Tuesday, November 08, 2005

Prints to Green

So I'm a gonna register for da classes lata on today. I am looking forward to next semester a lot more than I was this one. I am going to take Geography, The first in a series of Creative Nonfiction courses, Technical Writing, Early American Lit., and Women's Studies. They are all courses I want to take, believe it or not.

This semester is winding down and I only have a few things left before a full month of Christmassy breakiness. The wife has a lot more to do before the semester is out and I greatly admire her abitlity to get it all done. She is majoring in Social Work and double minoring in Psychology and Spanish. Kudos to the Wife!

The bike rickshaw business is as dead as Orson. I was sick last weekend and thus was unable to work, but the days I did wotk last week were ultra lame. Gotta keep the old head up and be positive. Because of this job, I've been hit on by more drunk skanks that I can remember and met my first drag queen. And I've lost like 15 pounds in two weeks. Some would say that's a bit unhealthy, but I have to disagree: It's really really unhealthy. Kids, don't try this at home.

A coworker of mine's daughter was sexually assaulted at a high school basketball game. I found another reason to become a vigilanti mass murderer. For Justice! To compound my waning opinion of the human race, another coworker, upon hearing the news, asked: Was he black or Mexican? 'Cause you know us whities aren't capable of hurting eachother. He was white, by the way.

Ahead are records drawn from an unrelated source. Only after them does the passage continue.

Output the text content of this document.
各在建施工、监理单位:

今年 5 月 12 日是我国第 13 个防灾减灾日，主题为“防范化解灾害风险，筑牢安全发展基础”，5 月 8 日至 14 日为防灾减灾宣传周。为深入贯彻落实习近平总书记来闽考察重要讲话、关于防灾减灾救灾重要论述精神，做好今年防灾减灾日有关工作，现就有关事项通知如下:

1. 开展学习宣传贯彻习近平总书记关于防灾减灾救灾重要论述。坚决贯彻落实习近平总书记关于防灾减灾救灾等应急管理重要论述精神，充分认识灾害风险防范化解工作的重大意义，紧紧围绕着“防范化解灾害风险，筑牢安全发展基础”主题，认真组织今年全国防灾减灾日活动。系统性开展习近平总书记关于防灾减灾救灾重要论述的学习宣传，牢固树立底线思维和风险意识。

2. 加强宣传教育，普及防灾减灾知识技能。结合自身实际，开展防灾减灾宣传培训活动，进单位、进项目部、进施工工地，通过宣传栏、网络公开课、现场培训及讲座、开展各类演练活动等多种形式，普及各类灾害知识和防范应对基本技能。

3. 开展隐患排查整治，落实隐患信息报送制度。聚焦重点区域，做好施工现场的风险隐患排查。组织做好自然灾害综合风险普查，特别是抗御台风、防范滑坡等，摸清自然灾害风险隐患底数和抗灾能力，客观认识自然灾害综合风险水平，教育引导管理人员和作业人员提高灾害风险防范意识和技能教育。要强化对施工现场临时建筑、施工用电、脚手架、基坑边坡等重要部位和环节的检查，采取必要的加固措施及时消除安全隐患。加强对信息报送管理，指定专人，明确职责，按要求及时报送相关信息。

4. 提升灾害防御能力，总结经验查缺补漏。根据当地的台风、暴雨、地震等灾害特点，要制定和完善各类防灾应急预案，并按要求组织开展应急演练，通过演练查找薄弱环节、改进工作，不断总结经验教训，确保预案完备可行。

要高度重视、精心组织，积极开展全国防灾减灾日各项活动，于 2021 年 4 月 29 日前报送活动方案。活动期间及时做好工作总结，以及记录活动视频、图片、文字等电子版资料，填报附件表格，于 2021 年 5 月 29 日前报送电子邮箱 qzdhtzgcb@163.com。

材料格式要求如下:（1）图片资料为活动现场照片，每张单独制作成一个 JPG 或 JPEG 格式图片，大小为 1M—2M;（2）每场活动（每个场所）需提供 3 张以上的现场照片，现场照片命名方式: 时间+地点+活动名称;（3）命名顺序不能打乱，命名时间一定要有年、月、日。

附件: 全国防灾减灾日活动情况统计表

In my PE Lecture, I act like I am taking notes while I am actually writing pointless drivel. I have six solid pages now. After the semester is over, those pages will appear here, on my little blog. I am really excited about it. Yeah for drivel notes. Horrah.

I attended an extremely depressing baby shower Sunday. The most depressing part was watching the mother to be smoke about half a pack of cigarettes in the four hours I was there. I lost the don't say "Baby" game and found that barbecue sauce tastes terrible on a croissant. I met a homeschooled high school student. He was incredibly bright, but literally everything he knew about the world came from a text book. He could have been a male model. He doesn't know what Marijuana is. Why would anybody do that to their child? Why, I ask, why!?

This entry seems to be getting a bit lengthy, so I'll cut it short and just try to post more often. 'Cause don't get me wrong, I got more to say. All these short little disconnected paragraphs could be entries by themselves if offered my full elaborate analysis. No, the questions aren't rhetorical. Or maybe they are. Maybe...

Why would a semi run a red light?

2 Comments:

Blogger Jacob said...

I think a semi would run a redlight because the driver fell asleep at the wheel. After running the light he literally crushes 16 old ladies as they were walking across the road for a "road safety awareness" marathon. Keep up the good work. I believe Boiling Springs hosts the worst Taco Bell on the planet.

2:37 AM  
Anonymous Anonymous said...

AJ, you know, I totally agree with you about the dangers of homeschooling. I firmly believe that the most important thing we all learn in school is how to get along with and/or at least live with others! We can always look up information, but we gotta be able to exist alongside the other wanderers of this earth, don't we? I also believe that as Christians, Jesus told us to go to all the world ----not stay home and hide from it cause you're afraid it might negatively influence you!!! I do some of my best witnessing at school where I teach! Kids are always asking me about my faith and my lifestyle and I love to share that with them!